This article is taken from the February 2023 issue of The Critic. To get the full magazine why not subscribe? Right now we’re offering five issues for just £10.
What is the point of art history? Today, like the clergy in the 19th century, it seems fit only for heirs and spares and to while away the time until you snag a Royal. This wasn’t always the case, of course. It was only fifty years ago that John Berger’s Ways of Seeing smashed onto screens like a fist through canvas. A few years before that Kenneth Clark bestrode the glories of western civilisation, a colossus in herringbone tweed. Art history was then a serious business, taken seriously. No longer.
It’s a surprise then to find it the subject of two debut novels, Michael Mallon’s The Disciple and James Cahill’s Tiepolo Blue. Both feature protagonists who are, or aspire to be, art academics. Both take place at a time of crux for the discipline: the late Eighties and early Nineties when professionalism lifted it from the hands of gentleman dilettantes, the clamour for “accessibility” began to grow and the thorny tangle of trendy approaches climbed ever higher.
The Disciple is the more conventional of the two. It describes the decades-long relationship between a young American art history student, John Forde, with a man 50 years his senior, Sir Christopher Noble-Nolan. He is a renowned British scholar of the can’t-boil-an-egg level of good breeding. Forde’s intellectual infatuation leads to (unrequited) romantic devotion until, with the passing years, it curdles into resentment at his wasted years and talent. It’s a promising premise, and a neat inversion of the trope of a younger woman seduced by an older man, as in Lynn Barber’s An Education.
The difficulty lies in the execution. John is a gauche and unappealing character, forever pacing out his frustrated potential. Mallon’s prose is treacly, slouching too frequently into Dan Brown-esque info dumps. “Spring is the most celebrated season in Florence,” he writes, “for then it is that sweet-blossoming shrubs and fruit-bearing trees transform this art-drenched urban centre into a vision of arcadia.”
Despite the apparent licence of fiction, there’s a reticence to the novel
This is a pity, as submerged within The Disciple is a decent bildungsroman. John’s ambition, fierce but unfocused, and clotted by self-sabotage, will be familiar to many. The book’s strongest section is its final emotionally taut pages as John counts the costs of caring for Sir Christopher. John, like many carers, buries himself. Caring becomes identity, not simply an act.

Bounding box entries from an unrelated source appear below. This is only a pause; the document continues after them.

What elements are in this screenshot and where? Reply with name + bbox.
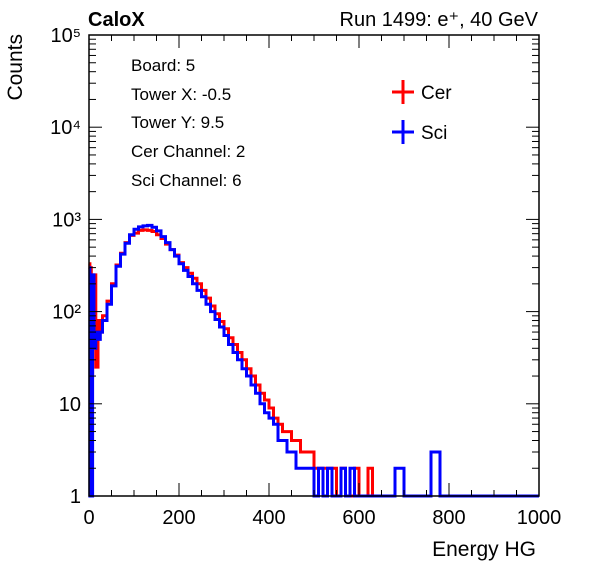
y-tick-label: 10⁵ bbox=[50, 25, 81, 47]
series-line-sci bbox=[88, 223, 539, 498]
axes: 0 200 400 600 800 1000 1 10 10² 10³ 10⁴ 10⁵ bbox=[50, 25, 561, 529]
chart-title-right: Run 1499: e⁺, 40 GeV bbox=[340, 9, 539, 31]
info-tower-x: Tower X: -0.5 bbox=[131, 85, 231, 104]
y-tick-label: 10² bbox=[52, 302, 81, 324]
y-axis-label: Counts bbox=[4, 34, 27, 101]
info-box: Board: 5 Tower X: -0.5 Tower Y: 9.5 Cer … bbox=[131, 56, 245, 190]
chart-title-left: CaloX bbox=[88, 9, 145, 31]
x-tick-label: 0 bbox=[83, 507, 94, 529]
y-tick-label: 10³ bbox=[52, 209, 81, 231]
legend-marker-cer bbox=[392, 80, 414, 104]
plot-frame bbox=[88, 34, 540, 497]
plot-area bbox=[88, 223, 539, 498]
legend-marker-sci bbox=[392, 120, 414, 144]
y-tick-label: 1 bbox=[70, 486, 81, 508]
series-line-cer bbox=[88, 228, 374, 498]
y-tick-label: 10 bbox=[59, 394, 81, 416]
info-sci-channel: Sci Channel: 6 bbox=[131, 171, 242, 190]
info-board: Board: 5 bbox=[131, 56, 195, 75]
x-tick-label: 1000 bbox=[517, 507, 562, 529]
legend-label-cer: Cer bbox=[421, 83, 452, 104]
x-tick-label: 400 bbox=[252, 507, 285, 529]
legend: Cer Sci bbox=[392, 80, 452, 144]
x-axis-label: Energy HG bbox=[432, 538, 536, 561]
x-tick-label: 600 bbox=[342, 507, 375, 529]
x-tick-label: 800 bbox=[432, 507, 465, 529]
info-cer-channel: Cer Channel: 2 bbox=[131, 142, 245, 161]
x-tick-label: 200 bbox=[162, 507, 195, 529]
y-tick-label: 10⁴ bbox=[50, 117, 81, 139]
legend-label-sci: Sci bbox=[421, 123, 447, 144]
info-tower-y: Tower Y: 9.5 bbox=[131, 113, 224, 132]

These moments suggest The Disciple would have been a forceful memoir. In fact, Mallon has written that the novel is an obscured version of his own affair with John Pope-Hennessy, the director of the British Museum. Yet despite the apparent licence of fiction, there’s a reticence to the novel, a desire to spare distinguished blushes. The first time John and Sir Christopher have sex, for instance, it is dealt with tip-toeing tactfulness: “Sir Christopher reached out to touch John’s hand. That day they read no further in the manuscript.” A more frank account would be all the more powerful.

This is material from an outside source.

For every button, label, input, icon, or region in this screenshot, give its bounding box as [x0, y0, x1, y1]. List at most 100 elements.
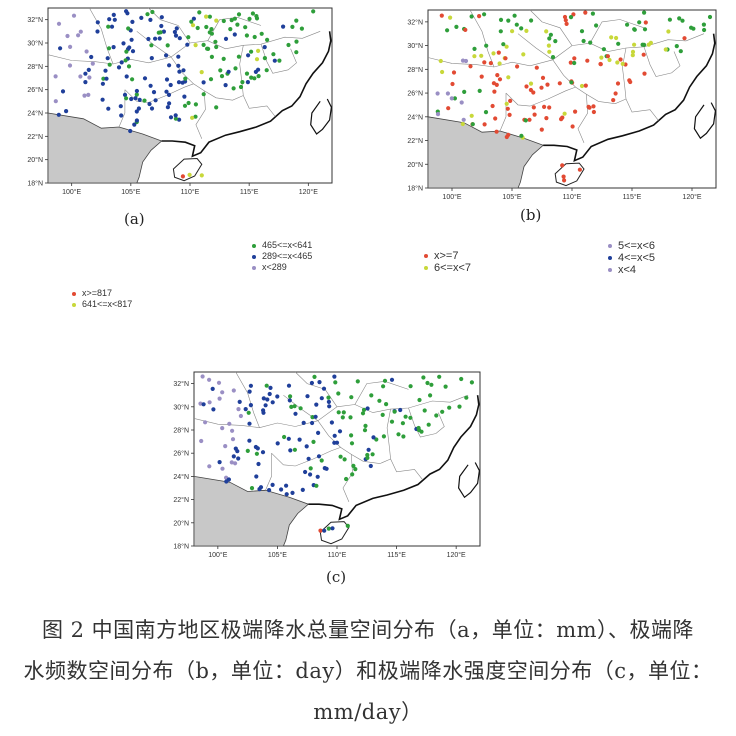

There is no shortage of candour in Cahill’s Tiepolo Blue. A mid-life coming of age story, it follows an art historian, Don Lamb, who is expelled from Peterhouse after denouncing its jazzy new art installation. He’s put out to pasture at a small museum in south London where he falls into Soho’s gay scene and mixes with the Young British Art movement constellating around Goldsmith’s. As his professional life crumbles, his identity as a gay man clarifies, sloughing off roles and responsibilities with vertiginous abandon. It’s a coming-out novel in the truest sense. Cahill has no squeamishness about Don’s self-discovery: his loss of virginity in a Soho sauna is described with muscular, slippery immediacy.
Most giddying are the passages that evoke the slow-mo slide of Don’s professional collapse. There is a nightmarish compulsion to Don’s drunken speech attacking a colleague: “He bows to signal the end of his oration. No one speaks. Then, gradually, as if applause has been passed over or forgotten, conversations break out furtively along the table.” The drama of Don’s descent is that of small, everyday slights and mistakes — indiscreet words, tattle at high table — but, in Cahill’s hands, they become excruciatingly hideous. I shivered with awful delight at the episode when Don discovers internet porn — on a dial-up modem, in the director’s study, overlooked by a party of hooting school girls.
In fact, Cahill has a lot of fun sending up the era and the pretensions of art history. Don is a classical aesthete of the Sir Christopher Noble-Nolan school: art is beauty, beauty art. He’s writing a book on the particular blue of Tiepolo’s skies, and he has no truck with “axioms” and “continental cant”. These debates, of course, have only grown more clamorous since the early Nineties when Tiepolo Blue is set. Cahill doesn’t pick a side. Instead, he stages a lively knocking shop for conflicting ideas whilst — wisely, given our censorious climate — distancing them in time and space.
Yet in the end, I suspect Cahill is on the side of the angels. That is, he’s up there in “Tiepolo’s towering, populated skies”. What’s the point of art history? That, we might suggest, is the point — to be up in the heavens, where “the blue air is fresco-faint”, sunk in matchless beauty.